SIMPLES NACIONAL OU "SUPER SIMPLES"‏


A Lei Complementar nº123/2006, instituiu, a partir de 01.07.2007, novo tratamento tributário simplificado, também conhecido como Simples Nacional ou Super Simples.


O Simples Nacional estabelece normas gerais relativas ao tratamento tributário diferenciado e favorecido a ser dispensado às microempresas e empresas de pequeno porte no âmbito da União, dos Estados, do Distrito Federal e dos Municípios, mediante regime único de arrecadação, inclusive obrigações acessórias.

Tal regime substituiu, a partir de 01.07.2007, o Simples Federal (Lei 9.317/1996), que foi revogado a partir daquela data.

DEFINIÇÃO DE MICROEMPRESA E DE EMPRESA DE PEQUENO PORTE

Consideram-se microempresa ou empresas de pequeno porte, a sociedade empresária, a sociedade simples e o empresário a que se refere o art. 966 da Lei 10.406, de 10 de janeiro de 2002 (Código Civil Brasileiro), devidamente registrados no registro de empresas mercantis ou no Registro Civil de Pessoas Jurídicas, conforme o caso, desde que dentro dos limites de receita bruta previstos na legislação.

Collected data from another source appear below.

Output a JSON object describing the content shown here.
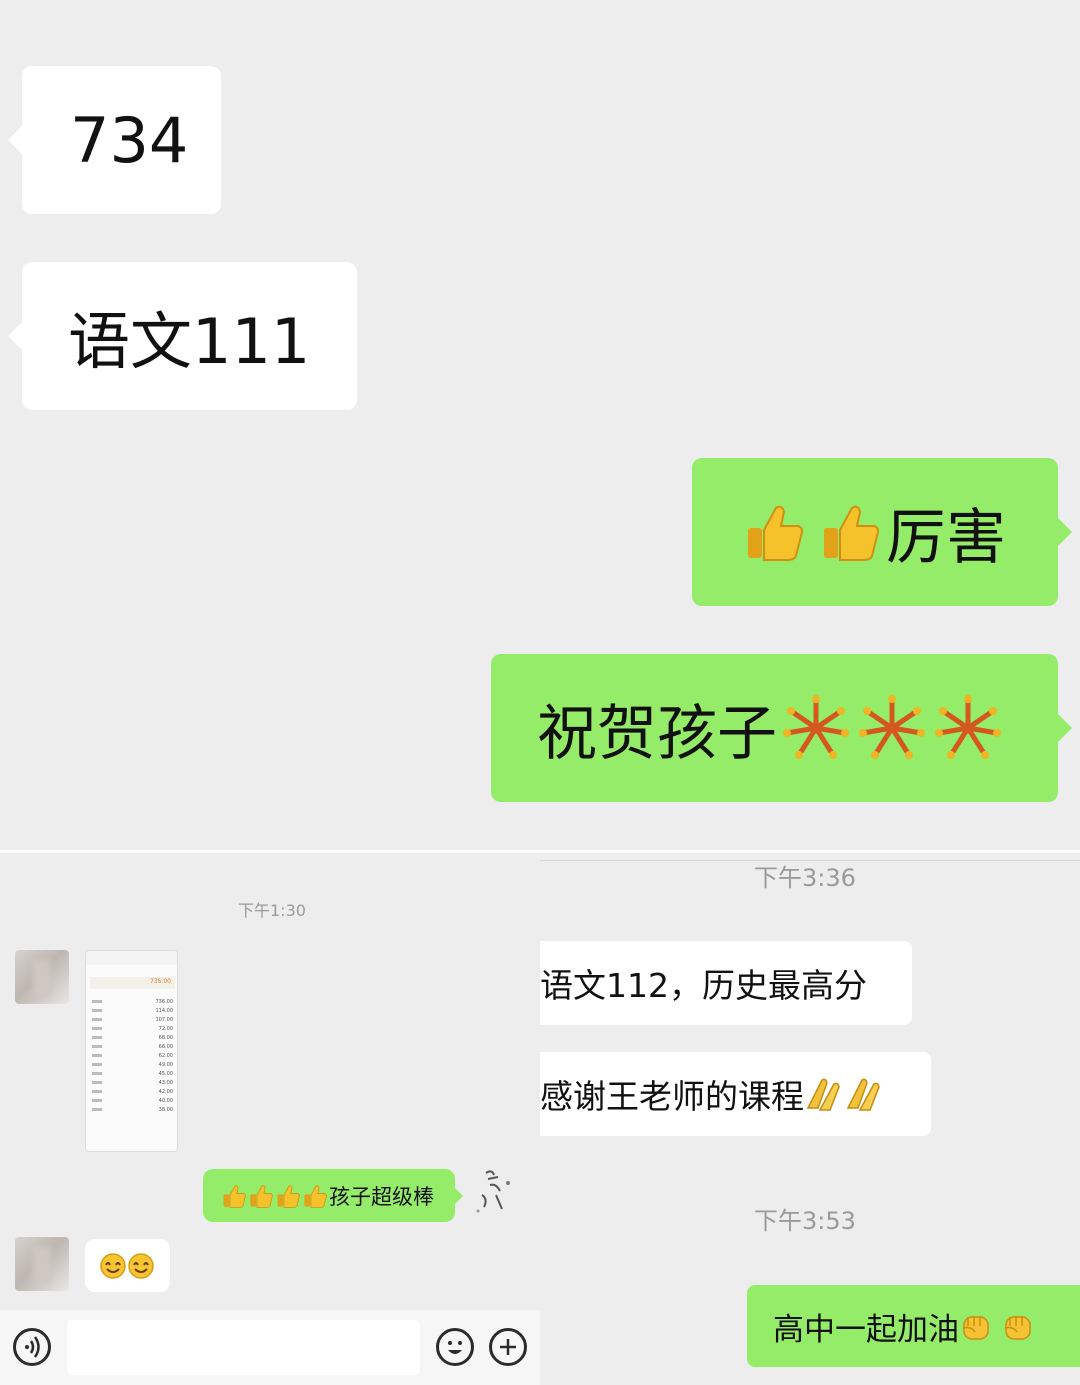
{
  "top_chat": {
    "messages": [
      {
        "side": "left",
        "text": "734"
      },
      {
        "side": "left",
        "text": "语文111"
      },
      {
        "side": "right",
        "text": "厉害",
        "emoji_prefix": [
          "thumbs-up-icon",
          "thumbs-up-icon"
        ]
      },
      {
        "side": "right",
        "text": "祝贺孩子",
        "emoji_suffix": [
          "fireworks-icon",
          "fireworks-icon",
          "fireworks-icon"
        ]
      }
    ]
  },
  "left_chat": {
    "timestamp": "下午1:30",
    "image_message": {
      "summary_value": "735.00",
      "rows": [
        "736.00",
        "114.00",
        "107.00",
        "72.00",
        "68.00",
        "66.00",
        "62.00",
        "49.00",
        "45.00",
        "43.00",
        "42.00",
        "40.00",
        "38.00"
      ]
    },
    "sent_message": {
      "text": "孩子超级棒",
      "emoji_prefix": [
        "thumbs-up-icon",
        "thumbs-up-icon",
        "thumbs-up-icon",
        "thumbs-up-icon"
      ]
    },
    "reply_emojis": [
      "smile-icon",
      "smile-icon"
    ],
    "input_bar": {
      "voice_icon": "voice-icon",
      "emoji_icon": "emoji-icon",
      "plus_icon": "plus-icon"
    }
  },
  "right_chat": {
    "timestamp_1": "下午3:36",
    "messages": [
      {
        "side": "left",
        "text": "语文112，历史最高分"
      },
      {
        "side": "left",
        "text": "感谢王老师的课程",
        "emoji_suffix": [
          "clapping-icon",
          "clapping-icon"
        ]
      }
    ],
    "timestamp_2": "下午3:53",
    "sent_message": {
      "text": "高中一起加油",
      "emoji_suffix": [
        "fist-icon",
        "fist-icon"
      ]
    }
  },
  "colors": {
    "background": "#ededed",
    "green_bubble": "#95ec69",
    "white_bubble": "#ffffff",
    "timestamp": "#9a9a9a"
  }
}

Valores Vigentes a partir de 01.01.2012

Através da Lei Complementar 139/2011, o Governo Federal elevou os limites de receita bruta, para fins de opção pelo Simples Nacional. Os novos limites, válidos a partir de 2012, são:

I - no caso da microempresa, aufira, em cada ano-calendário, receita bruta igual ou inferior a R$ 360.000,00 (trezentos e sessenta mil reais); e

II - no caso da empresa de pequeno porte, aufira, em cada ano-calendário, receita bruta superior a R$ 360.000,00 (trezentos e sessenta mil reais) e igual ou inferior a R$ 3.600.000,00 (três milhões e seiscentos mil reais).

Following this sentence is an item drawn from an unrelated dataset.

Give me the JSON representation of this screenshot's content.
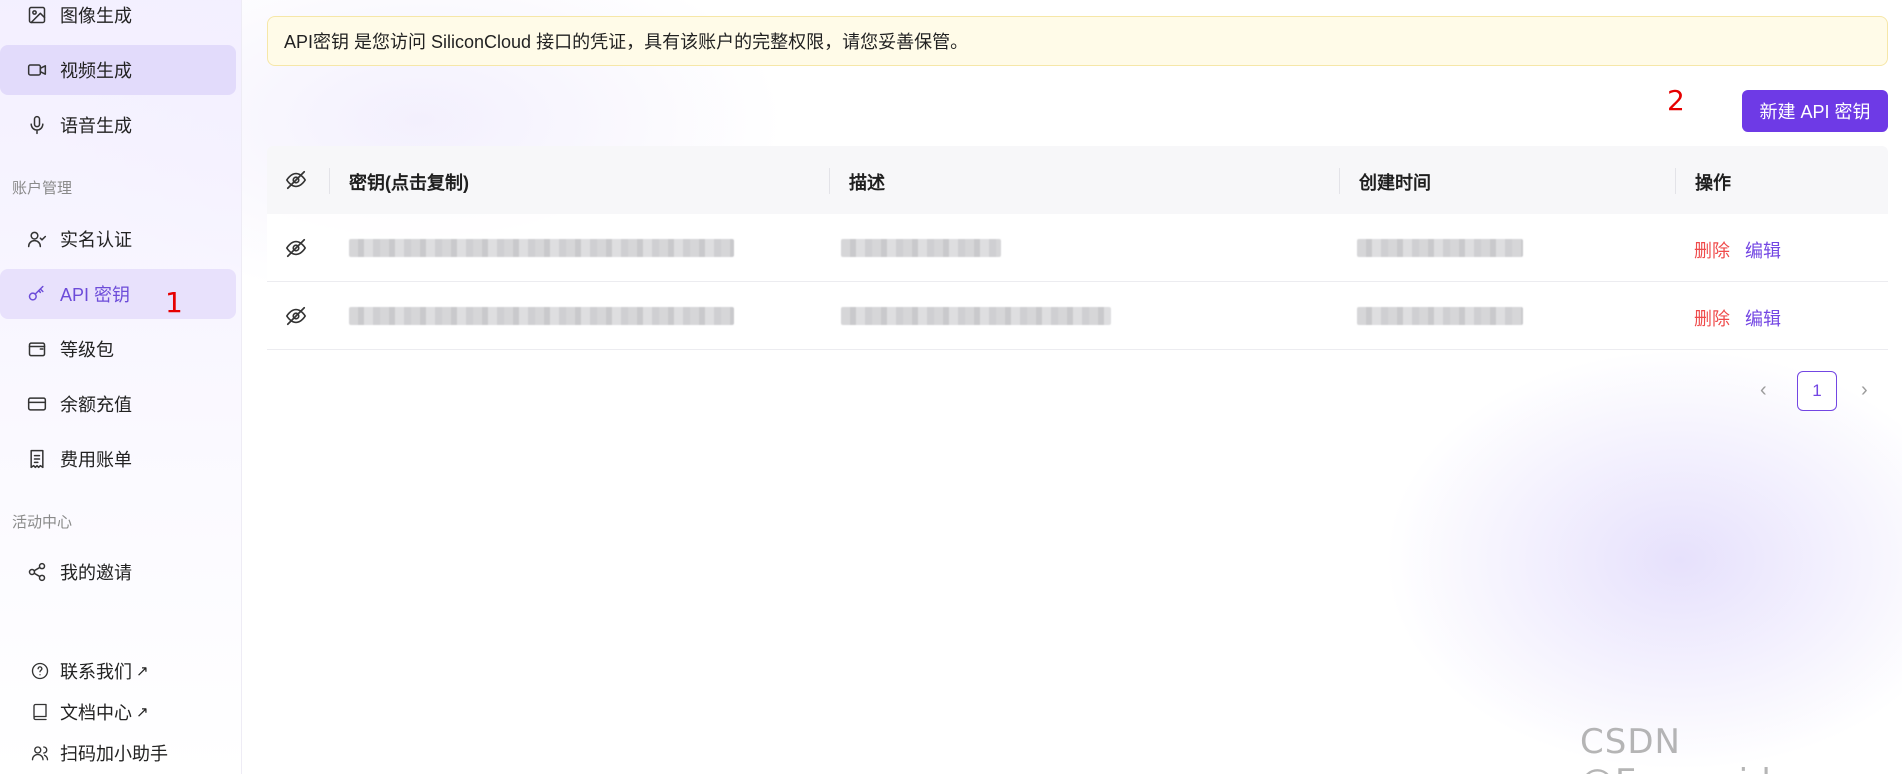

Nota: A empresa de pequeno porte optante pelo Simples Nacional em 31 de dezembro de 2011 que durante o ano-calendário de 2011 auferir receita bruta total anual entre R$ 2.400.000,01 (dois milhões, quatrocentos mil reais e um centavo) e R$ 3.600.000,00 (três milhões e seiscentos mil reais) continuará automaticamente incluída no Simples Nacional com efeitos a partir de 1º de janeiro de 2012, ressalvado o direito de exclusão por comunicação da optante.

Valores Vigentes até 31.12.2011

1 - no caso das microempresas, o empresário, a pessoa jurídica, ou a ela equiparada, auferir, em cada ano-calendário, receita bruta igual ou inferior a R$ 240.000.00 (duzentos e quarenta mil reais);

2 - no caso das empresas de pequeno porte, o empresário, a pessoa jurídica, ou a ela equiparada, que auferir, em cada ano-calendário, receita bruta superior a R$ 240.000,00 (duzentos e quarenta mil reais) a igual ou inferior a R$ 2.400.000,00 (dois milhões e quatrocentos mil reais).

VEDAÇÕES

Determinadas atividades ou formas societárias estão vedadas de adotar o Super Simples - dentre essas vedações, destacam-se:

1) pessoas jurídicas constituídas como cooperativas (exceto as de consumo);

2) empresas cujo capital participe outra pessoa jurídica;

3) pessoas jurídicas cujo sócio ou titular seja administrador ou equiparado de outra pessoa jurídica com fins lucrativos, desde que a receita bruta global ultrapasse o limite de receita.

Ficaram fora da vedação ao regime, as empresas de serviços contábeis, que poderão ser optantes pelo Simples Nacional.

RECOLHIMENTO ÚNICO

O Simples Nacional implica o recolhimento mensal, mediante documento único de arrecadação, do IRPJ, IPI, CSLL, COFINS, PIS, INSS, ICMS e ISS.

Entretanto, em alguns desses tributos há exceções, pois o recolhimento será realizado de forma distinta, conforme a atividade.

INSCRIÇÃO

Serão consideradas inscritas no Simples Nacional as microempresas e empresas de pequeno porte regularmente optantes pelo Simples Federal (Lei 9.317/1996), salvo as que estiverem impedidas de optar por alguma vedação imposta pelo novo regime do Simples Nacional.

PARCELAMENTO DE DÉBITOS

Os débitos tributários poderão ser parcelados, dentro de condições específicas.